Dans l’article publié par le M.A.U.S.S. en 1994 [2], Jorion revient sur ses observations et se propose d’en donner une interprétation sans équivoque. Il résume :

« J’avais pu constater, au cours d’une expérience de terrain couvrant la plus grande partie du littoral de l’Afrique occidentale ainsi qu’une petite partie de l’Europe côtière, que la formation du prix du poisson dans les transactions entre producteurs et revendeurs n’est pas fonction de la rencontre de pures quantités de marchandises offertes et demandées, mais d’un rapport de forces entre acheteurs et vendeurs en présence et où la qualité de chacun de ceux-ci semble jouer un rôle crucial dans la fixation du prix. J’ajoutais que la notion de philia, introduite par Aristote pour rendre compte du sacrifice occasionnel de l’intérêt personnel au bénéfice de la survie du marché lui-même, rendait compte de comportements effectivement observés » [3].

Dès cette introduction, on comprend que s’il y a bien deux sphères interactives, l’une quantitative, l’autre qualitative, les deux sphères sont ramenées à un rapport de forces

Polanyi, Sahlins, etc., estiment que les rapports quantitatifs sont ennoyés et modifiés par des considérations qualitatives qui leur paraissent non économiques mais éthiques, au moins dans les sociétés traditionnelles où n’existe pas de libre-échange.
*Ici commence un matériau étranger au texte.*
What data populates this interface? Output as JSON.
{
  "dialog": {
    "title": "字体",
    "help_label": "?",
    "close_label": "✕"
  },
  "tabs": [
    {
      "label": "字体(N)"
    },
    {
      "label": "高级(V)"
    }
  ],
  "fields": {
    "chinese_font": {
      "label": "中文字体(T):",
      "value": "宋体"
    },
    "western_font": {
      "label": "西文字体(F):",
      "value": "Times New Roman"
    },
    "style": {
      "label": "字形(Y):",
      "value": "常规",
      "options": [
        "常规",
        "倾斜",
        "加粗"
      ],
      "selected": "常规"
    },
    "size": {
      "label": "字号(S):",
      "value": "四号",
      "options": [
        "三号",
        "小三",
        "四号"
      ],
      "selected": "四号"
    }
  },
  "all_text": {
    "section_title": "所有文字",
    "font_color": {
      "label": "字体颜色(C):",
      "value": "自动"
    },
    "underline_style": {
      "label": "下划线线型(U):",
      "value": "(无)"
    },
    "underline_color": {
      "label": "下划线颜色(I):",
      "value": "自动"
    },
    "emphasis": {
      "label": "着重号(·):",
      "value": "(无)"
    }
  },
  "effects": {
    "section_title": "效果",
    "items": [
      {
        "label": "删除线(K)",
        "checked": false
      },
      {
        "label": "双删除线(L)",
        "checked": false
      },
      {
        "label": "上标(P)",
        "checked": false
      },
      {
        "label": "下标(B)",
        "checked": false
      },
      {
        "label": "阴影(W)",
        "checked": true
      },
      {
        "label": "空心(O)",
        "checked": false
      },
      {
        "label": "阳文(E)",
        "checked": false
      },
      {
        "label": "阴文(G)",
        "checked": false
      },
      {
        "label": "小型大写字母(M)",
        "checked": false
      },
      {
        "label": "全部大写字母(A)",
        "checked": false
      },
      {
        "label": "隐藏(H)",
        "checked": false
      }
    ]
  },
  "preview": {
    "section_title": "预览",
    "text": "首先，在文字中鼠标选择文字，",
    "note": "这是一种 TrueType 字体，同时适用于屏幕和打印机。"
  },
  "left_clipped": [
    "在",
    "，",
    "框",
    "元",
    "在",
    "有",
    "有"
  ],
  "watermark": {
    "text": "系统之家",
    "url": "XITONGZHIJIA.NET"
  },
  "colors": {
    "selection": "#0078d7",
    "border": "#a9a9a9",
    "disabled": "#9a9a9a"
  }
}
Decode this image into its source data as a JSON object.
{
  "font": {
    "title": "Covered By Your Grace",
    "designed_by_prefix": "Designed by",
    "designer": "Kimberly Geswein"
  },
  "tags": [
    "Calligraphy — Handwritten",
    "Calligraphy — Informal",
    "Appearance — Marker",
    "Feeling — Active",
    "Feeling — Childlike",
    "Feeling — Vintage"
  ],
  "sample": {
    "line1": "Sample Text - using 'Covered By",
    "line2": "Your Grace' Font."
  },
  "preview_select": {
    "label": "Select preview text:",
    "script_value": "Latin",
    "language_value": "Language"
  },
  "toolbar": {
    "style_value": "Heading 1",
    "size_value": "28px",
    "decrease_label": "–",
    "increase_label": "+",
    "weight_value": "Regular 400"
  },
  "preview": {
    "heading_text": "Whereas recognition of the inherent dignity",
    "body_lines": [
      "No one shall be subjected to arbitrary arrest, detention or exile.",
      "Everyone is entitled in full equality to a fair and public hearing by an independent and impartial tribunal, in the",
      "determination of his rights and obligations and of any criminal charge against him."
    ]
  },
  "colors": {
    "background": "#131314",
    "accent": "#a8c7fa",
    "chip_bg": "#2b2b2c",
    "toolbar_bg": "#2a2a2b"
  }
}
Cependant, ils ne précisent pas d’où viennent ces sentiments éthiques.

Bourdieu soutient, lui, que les références qualitatives des personnes qui nouent entre elles des relations de réciprocité obéissent en fait à des statuts, et que leurs transactions expriment également des rapports de forces, mais il imagine une stratégie consciente des acteurs économiques comme échangistes qui utilisent ces rapports de forces politiques à la façon dont procèderaient des joueurs d’échec avec la claire intention de se placer dans une position favorable pour réussir des échanges très fructueux.

Jorion avance l’hypothèse que les rapports qualitatifs entre les protagonistes se ramènent à des rapports de forces qui modifient les rapports d’échange.

« La particularité de ces marchés que j’avais eu l’occasion d’étudier, où le vendeur et l’acheteur s’affrontent en “face à face” dans des transactions dites de gré à gré, a pu faire penser que je faisais du rapport immédiat entre vendeur et acheteur un élément déterminant du mécanisme mis en évidence. Telle n’était pas mon intention : si je me suis penché plus spécialement sur le processus de marchandage d’une part, et d’autre part sur celui des ententes collectives entre pêcheurs et conserveurs qui caractérisèrent la pêche à la sardine dans la Bretagne entre 1910 et 1960 (…), c’est que tous deux présentent l’avantage analytique de faire affleurer en surface la vérité de la formation des prix, à savoir que le prix est un effet de frontière reflétant le rapport de forces instantané entre vendeur et acheteur. » (souligné par l’auteur) [4].

L’hypothèse d’une relation de réciprocité matrice d’un sentiment commun n’est en tout cas pas envisagée.

Or, les rapports entre pêcheurs, consommateurs et courtiers nous sont apparus effectivement comme des rapports de forces lorsqu’ils dépendent d’un marché qui se joue sur une autre scène : la criée et la vente à l’échelon national. Il existe néanmoins des relations de gré à gré qui les modifient. Mais ces relations sont-elles des rapports de forces entre rangs et statuts établis ?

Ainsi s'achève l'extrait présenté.